The camera toured my pathways, giving the doctor a good view of my stomach, liver and duodenum.
But the pancreas was what Dr Stoita was really looking for. She was looking for early signs of cancer.
My mother died of pancreatic cancer less than six months after being diagnosed. Her sister, my aunt, died the same way.
Pancreatic cancer creeps into the body and keeps itself hidden until it has a deadly hold.
Death can be painful and far too early.
Dr Stoita and her colleague, Dr David Williams, are tired of telling patients that sort of bad news.
So, in between shifts and after hours at St Vincents Hospital, Sydney, Dr Stoita and Dr Williams squeeze in people like me: people they are seeing in their own free time because they want to break the code that pancreatic cancer hides behind.

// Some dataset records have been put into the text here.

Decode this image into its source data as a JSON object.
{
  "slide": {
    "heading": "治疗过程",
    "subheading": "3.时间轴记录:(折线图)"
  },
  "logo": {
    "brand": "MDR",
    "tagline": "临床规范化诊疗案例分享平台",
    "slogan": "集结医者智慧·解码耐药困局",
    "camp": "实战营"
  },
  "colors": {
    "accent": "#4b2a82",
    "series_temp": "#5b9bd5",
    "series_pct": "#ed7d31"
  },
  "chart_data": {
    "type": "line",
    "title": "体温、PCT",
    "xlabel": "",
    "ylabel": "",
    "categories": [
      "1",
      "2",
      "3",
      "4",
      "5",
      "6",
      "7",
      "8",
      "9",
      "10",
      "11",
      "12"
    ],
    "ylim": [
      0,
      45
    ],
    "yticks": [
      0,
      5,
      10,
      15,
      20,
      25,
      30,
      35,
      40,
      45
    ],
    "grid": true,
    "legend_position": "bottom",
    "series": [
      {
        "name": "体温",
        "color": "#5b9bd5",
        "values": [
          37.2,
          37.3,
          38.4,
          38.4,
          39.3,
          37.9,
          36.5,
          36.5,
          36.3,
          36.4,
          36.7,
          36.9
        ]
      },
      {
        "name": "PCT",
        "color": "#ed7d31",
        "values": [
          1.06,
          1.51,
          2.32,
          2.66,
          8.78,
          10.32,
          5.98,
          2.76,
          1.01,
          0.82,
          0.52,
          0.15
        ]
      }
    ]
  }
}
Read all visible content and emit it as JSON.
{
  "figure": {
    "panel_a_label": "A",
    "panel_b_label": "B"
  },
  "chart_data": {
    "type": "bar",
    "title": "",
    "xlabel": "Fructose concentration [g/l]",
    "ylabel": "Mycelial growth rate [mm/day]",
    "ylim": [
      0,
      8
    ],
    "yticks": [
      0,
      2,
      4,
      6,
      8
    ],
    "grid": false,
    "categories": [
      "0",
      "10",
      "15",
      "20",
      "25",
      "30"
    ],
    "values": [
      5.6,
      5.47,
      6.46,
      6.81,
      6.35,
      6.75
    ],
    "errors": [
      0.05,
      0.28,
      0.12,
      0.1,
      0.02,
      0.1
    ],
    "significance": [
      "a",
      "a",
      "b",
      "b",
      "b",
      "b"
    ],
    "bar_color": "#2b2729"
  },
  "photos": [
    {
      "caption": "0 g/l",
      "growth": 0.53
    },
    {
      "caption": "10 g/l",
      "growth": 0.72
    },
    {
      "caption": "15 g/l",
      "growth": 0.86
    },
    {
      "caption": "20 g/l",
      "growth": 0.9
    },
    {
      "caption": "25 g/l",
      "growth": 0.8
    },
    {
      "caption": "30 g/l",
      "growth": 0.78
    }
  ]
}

And I'm bloody pleased they care.
A simple endoscopy or a look at the pancreas via an ultrasound down the throat could help identify the beginnings of the cancer in people who are high risk.
I'm a risky candidate thanks to Mum and Aunty Yvonne on dying of the cancer. Others at risk are people with certain genetic mutations such as BRCA2 gene.
The key to saving lives is to try to find things early.
The doctors want people-at-risk to be screened and monitored on a regular basis - and to have funding for this.
If Dr Stoita can prove to the federal government that the simple procedure I underwent is worth giving to others like me, it could become standard procedure for high risk patients.
"Some people have a 40-50 per cent lifetime risk of pancreatic cancer and we are not offering them anything,'' Dr Stoita says.
She says doctors should be able to offer something similar to having mammograms and Pap smears to people with an increased risk.
I have been checked quite a few times now. But the first time was an experience.
I had never been knocked out before. I was talking to the people in the operating room and they said they were going to give me some sleeping juice and ... that's all I remember.
When I woke up in recovery, Dr Stoita cheerfully told me I had a cyst on my pancreas.
Hell no, is this the worst possible news?
No. Dr Stoita is cheerful. The cyst is tiny and benign and probably is nothing, she tells me.
She wants to see me in another year to see if anything has progressed in that time.
If she's happy to see me - and she's the expert - I'm happy to go along with her.
I've just received the sort of treatment money can't buy no matter what sort of private health fund you have.
But a change of heart from the federal government could see many other people benefit from this wonderful service.